– Потому, – сказал он, рисуясь ученостью, – богиню правосудия Фемиду изображают с завязанными глазами.

– Какая еще богиня? – спросил Гай грозно. – У нас один Господь, а святая Дева – не богиня, а только мать Иисуса.

Хильд торопливо поклонился:

– Прошу прощения, ваша милость! Я хотел сказать, что у варварских народов, куда мы принесли свет истинного учения, была такая. Ведала судом.

– Женщина?

– Точно, ваша милость, – подтвердил Хильд. – Еще и красивая.

– Совсем одурели, – сказал Гай. – То-то мы со своей верой и смахнули таких богов и богинь, как пыль с могильной плиты… Ладно, забудь, а я никому не скажу, что ты тайком поклоняешься языческим идолам.

Хильд вскричал испуганно:

– Да не поклоняюсь я, ваша милость! Просто ученостью хвастаюсь! Вот как вы подвигами.

– Я разве хвастаюсь? – спросил Гай.

– Ну, самую малость…

– В чем же?

– Как вы в Палестине всех раскидывали десятками…

Гай нахмурился.

– Ничего я такого не говорил. А ты не придумывай, чтобы шкуру свою поганую спасти! А то буду ловить на слове и всякий раз дознаваться, когда я такое сказал! Мне надо учиться быть допытливым. Недаром ж подвалы оснащены так знатно…

Хильд поклонился, пролепетал, что все осознал и больше не будет, метнулся в угол и примчался на цыпочках, как цирковой медведь, изображающий женщину, с толстой книгой в обеих руках.

– Ваша милость! – сказал он преданно. – Я тут перерыл для вашего блага и благополучия все хроники и документы по законотворчеству! Как интересно… В общем, надо попробовать досудебное урегулирование в форме сделки о признании вины.

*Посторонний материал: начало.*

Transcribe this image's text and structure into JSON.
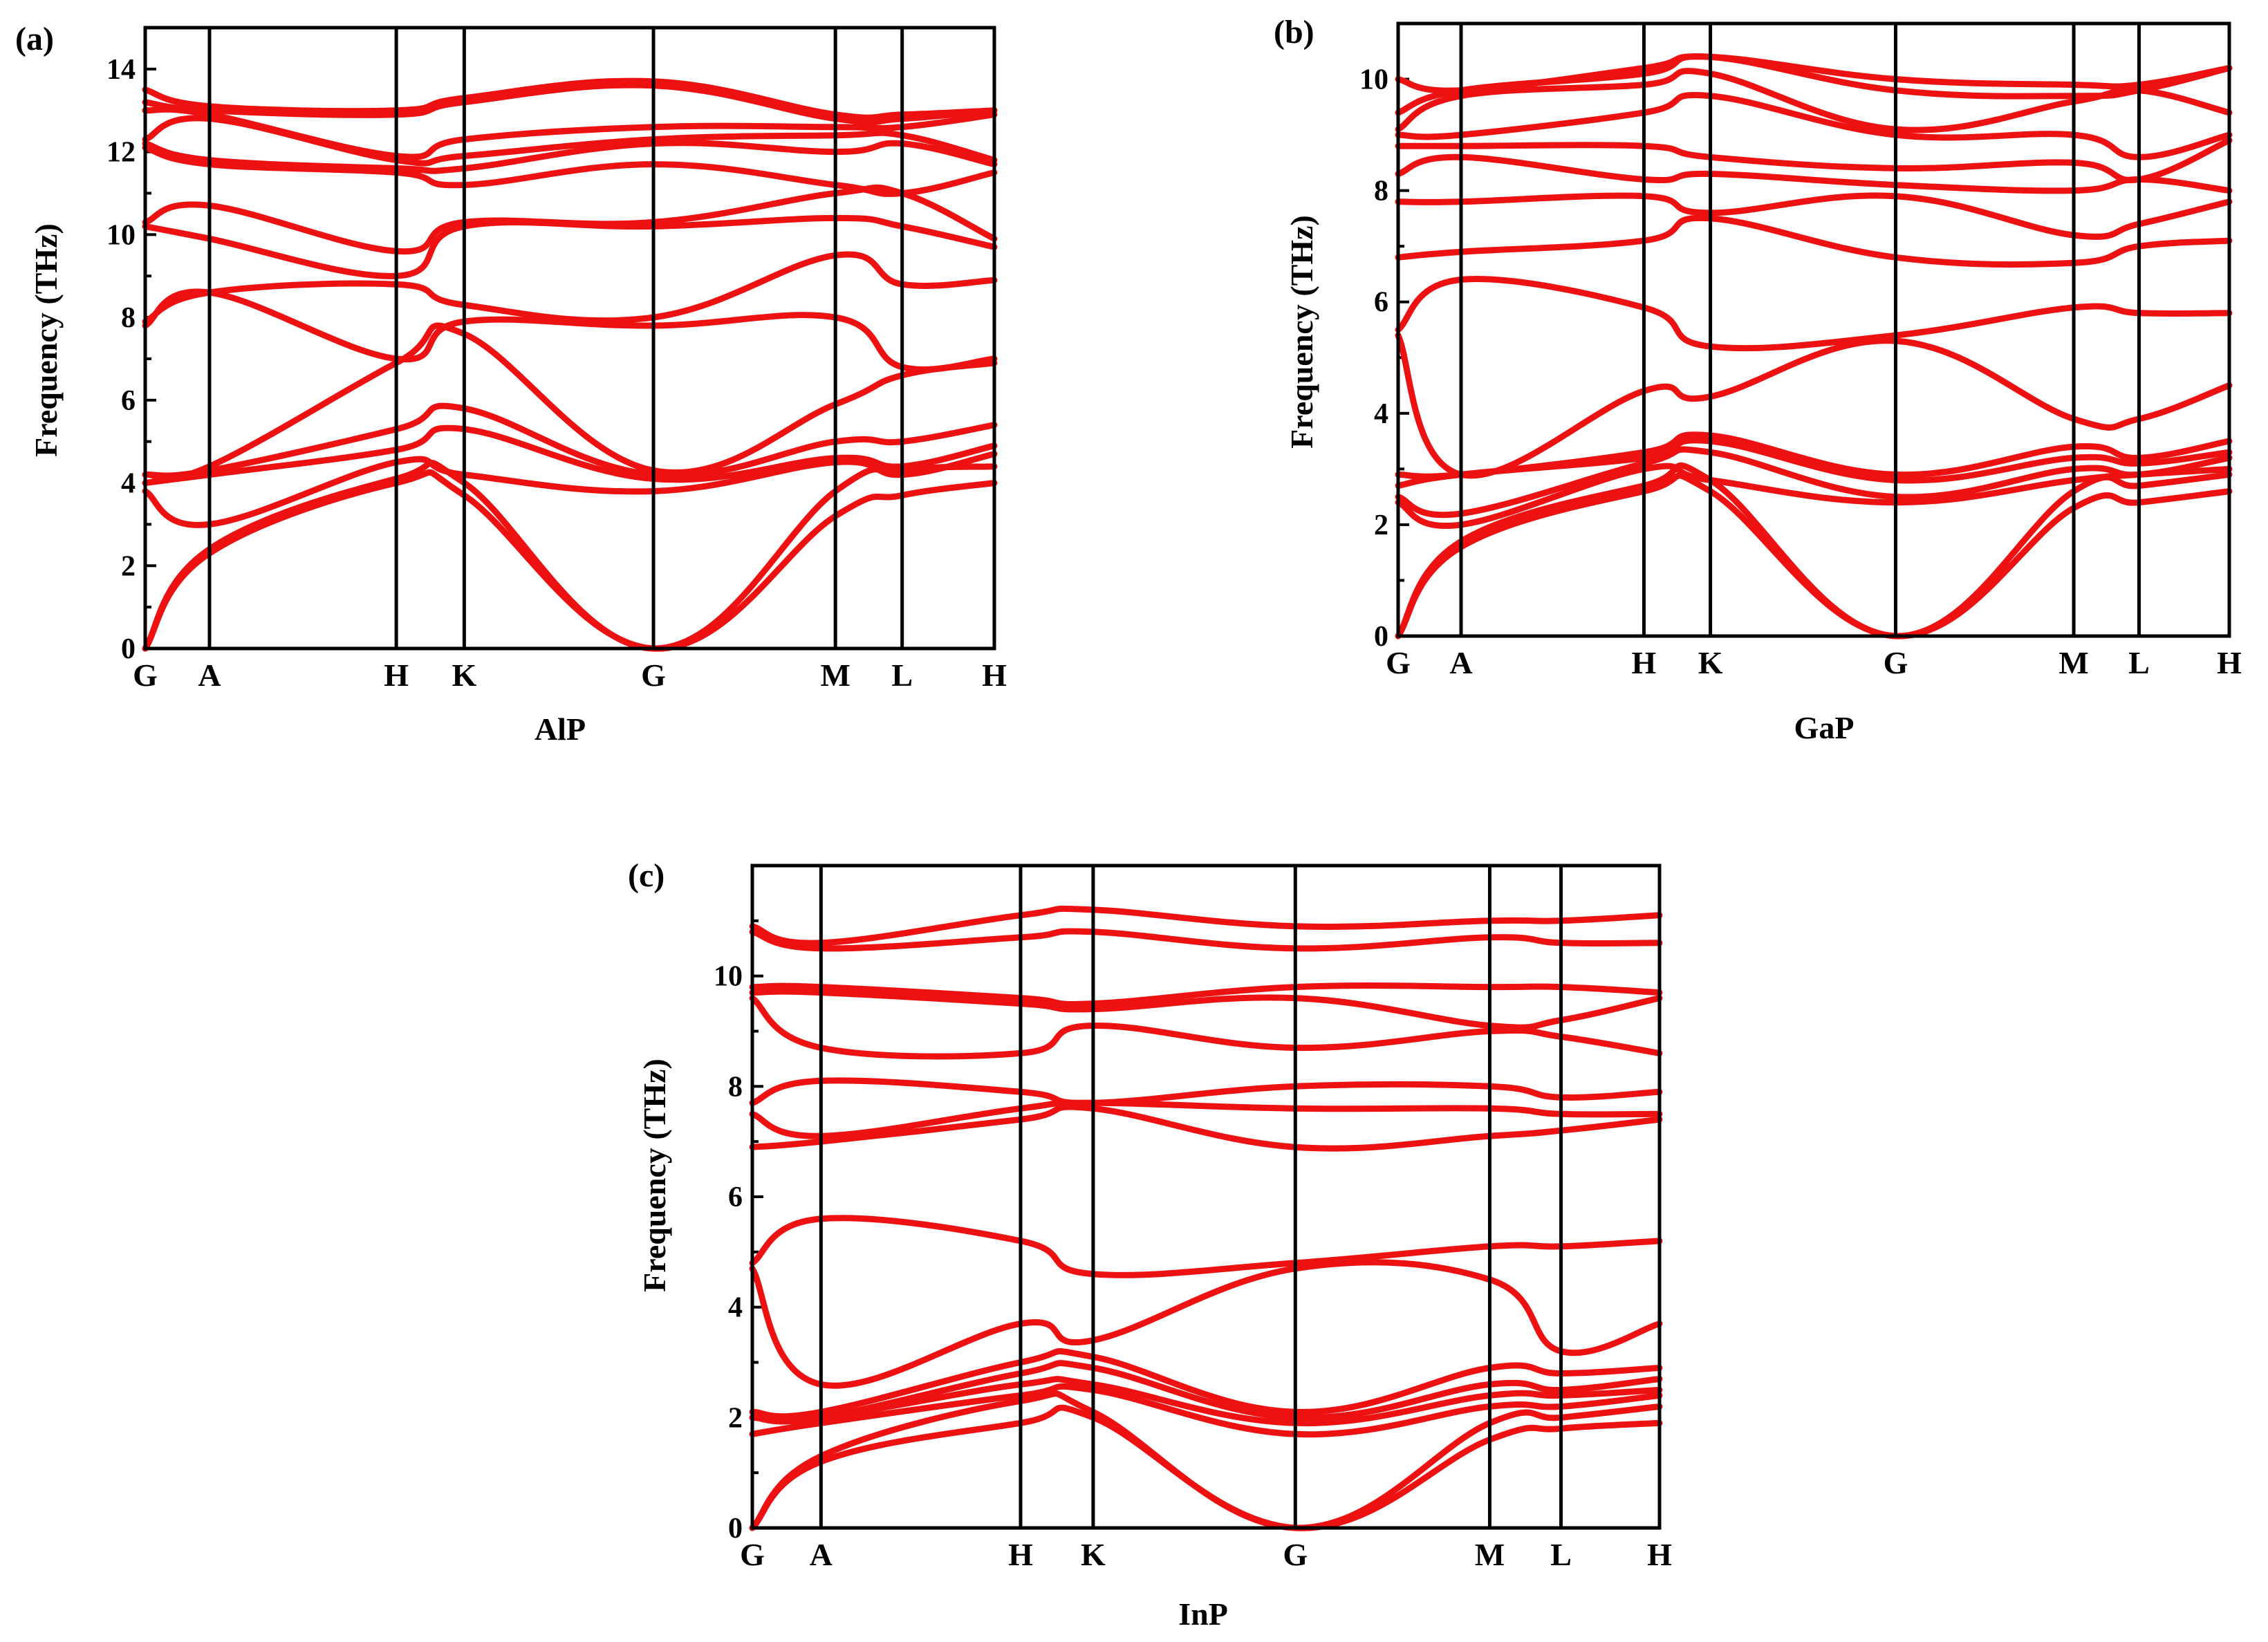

– Это как? – спросил Гай с недоверием, но сердце трусливо трепыхнулось в надежде избегнуть приближающихся неприятностей. – Можно без суда?

– Очень просто, – заявил Хильд победно. – Я же молодец, я все разузнал, все перепроверил!

Гай сказал в жадном нетерпении:

– Ну-ну, ближе к делу.

– Так вот, – продолжил Хильд. – Суть в том, что обвиняемый признает себя виновным в совершении менее тяжкого преступления, чем вы ему вменяете, а в обмен на это вы порекомендуете суду присяжных назначить более мягкое наказание. Понимаете?

– С трудом, – признался Гай. – Мои руки больше привыкли к тяжести меча, а не гусиного пера, да и голова хорошо работает только насчет того, как лучше захватить крепость или оборонять замок… Но я поговорю с баронетами…

– Может, – сказал Хильд, – сперва с крестьянами?

Гай покачал головой.

– Что толку, если эти спесивцы не согласятся? С крестьянами я договорюсь быстрее.

Он спустился в подвал, в ближайшей ко входу камере лежит на охапке прелой соломы Дарси Такерд, оруженосец, присланный из другого конца Англии, чтобы барон Тошильдер выучил его на рыцаря и научил манерам благородного человека.

Дарси при виде входящего шерифа приподнялся и сел, глядя на него исподлобья. Гай поколебался, вряд ли с этим получится, лучше бы начать с его напарника, но сказал на всякий случай спокойным и холодным голосом:

– Встать, когда перед тобой рыцарь.

К его удивлению и тайному удовлетворению, заключенный не просто встал, а вскочил и замер неподвижно, глядя в жестокое лицо крестоносца.

– Ты будешь обвинен в нападении на должностное лицо, – произнес Гай холодно. – На шерифа, который олицетворяет собой королевскую власть и принца Джона лично. Такое карается смертью. Что скажешь?

Тот пролепетал, вздрагивая всем телом:

– Но я… дворянин… мой отец… граф Эдмонд Бесстрашный!

– И что? – спросил Гай брезгливо. – Я тоже дворянин. И с королем Ричардом мы в походе ночью укрывались одним плащом… Боюсь, теперь твое происхождение не поможет. Хотя, конечно, тебя не повесят, как простого крестьянина, но когда отрубят голову… это тоже вроде бы не совсем радостно.